Definition:Property of others coverage
🔑 Property of others coverage is an insurance provision that extends protection to tangible property in the policyholder's care, custody, or control but owned by a third party. Standard property insurance policies typically cover only property the insured owns; property of others coverage fills the gap for businesses and individuals who regularly hold, store, transport, or work on items belonging to customers, clients, or other parties. It appears across a range of policy forms — from inland marine floaters to specialized bailee policies and as endorsements on commercial property or homeowners policies.
⚙️ Consider a dry cleaner, a furniture repair shop, or a data-center operator housing client servers: each business routinely possesses property it does not own, and a fire, theft, or equipment failure could destroy assets for which the business bears a legal or contractual obligation to make the owner whole. Property of others coverage responds on either a replacement-cost or actual-cash-value basis, depending on the policy, and is typically subject to its own sublimit, deductible, and schedule of covered perils. Underwriters evaluate the nature of the property held, average values on premises, storage conditions, and security measures when pricing the coverage. In inland marine classes such as bailees' customers insurance, this concept is the central insuring agreement rather than an add-on.

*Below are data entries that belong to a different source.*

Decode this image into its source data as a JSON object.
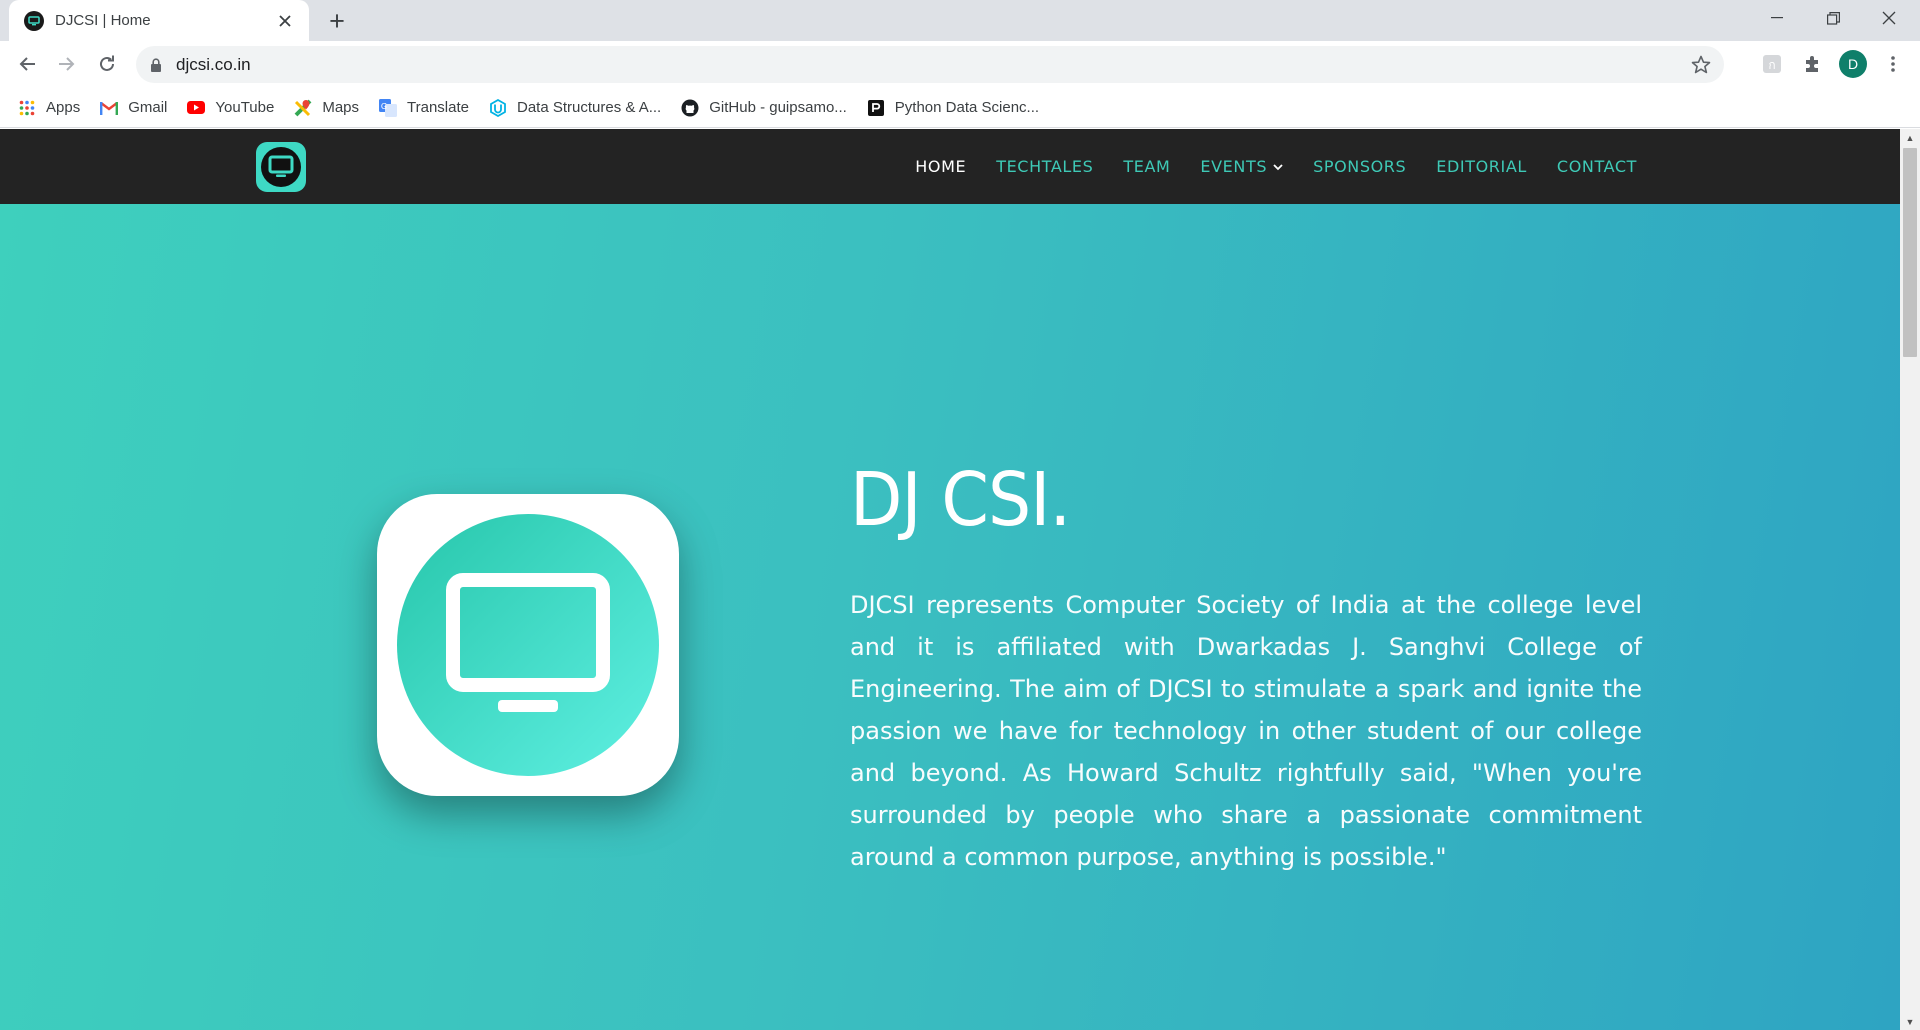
{
  "browser": {
    "tab": {
      "title": "DJCSI | Home",
      "close_glyph": "✕"
    },
    "new_tab_glyph": "+",
    "window_controls": {
      "minimize": "minimize-icon",
      "restore": "restore-icon",
      "close": "close-icon"
    },
    "url": "djcsi.co.in",
    "profile_initial": "D",
    "bookmarks": [
      {
        "label": "Apps",
        "icon": "apps-grid-icon"
      },
      {
        "label": "Gmail",
        "icon": "gmail-icon"
      },
      {
        "label": "YouTube",
        "icon": "youtube-icon"
      },
      {
        "label": "Maps",
        "icon": "maps-icon"
      },
      {
        "label": "Translate",
        "icon": "translate-icon"
      },
      {
        "label": "Data Structures & A...",
        "icon": "udacity-icon"
      },
      {
        "label": "GitHub - guipsamo...",
        "icon": "github-icon"
      },
      {
        "label": "Python Data Scienc...",
        "icon": "python-data-science-icon"
      }
    ]
  },
  "site": {
    "nav": {
      "items": [
        {
          "label": "HOME",
          "active": true
        },
        {
          "label": "TECHTALES",
          "active": false
        },
        {
          "label": "TEAM",
          "active": false
        },
        {
          "label": "EVENTS",
          "active": false,
          "dropdown": true
        },
        {
          "label": "SPONSORS",
          "active": false
        },
        {
          "label": "EDITORIAL",
          "active": false
        },
        {
          "label": "CONTACT",
          "active": false
        }
      ],
      "accent_color": "#3ec9b6",
      "background": "#232323"
    },
    "hero": {
      "title": "DJ CSI.",
      "text": "DJCSI represents Computer Society of India at the college level and it is affiliated with Dwarkadas J. Sanghvi College of Engineering. The aim of DJCSI to stimulate a spark and ignite the passion we have for technology in other student of our college and beyond. As Howard Schultz rightfully said, \"When you're surrounded by people who share a passionate commitment around a common purpose, anything is possible.\"",
      "gradient_start": "#3ed0bd",
      "gradient_end": "#2ea4c2"
    }
  }
}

🛡️ Without adequate coverage for third-party property in their possession, businesses face out-of-pocket liability that can dwarf the value of the service they performed. A single warehouse fire could generate dozens of claims from property owners, each demanding full restitution — and the business's general liability policy may exclude or severely limit coverage for property in the insured's care, custody, or control under the so-called "CCC exclusion." Property of others coverage closes that exclusion gap deliberately, giving both the business and its customers confidence that assets are financially protected. For brokers advising service-oriented or custodial businesses, identifying this exposure and placing appropriate coverage is a core part of sound risk management counsel.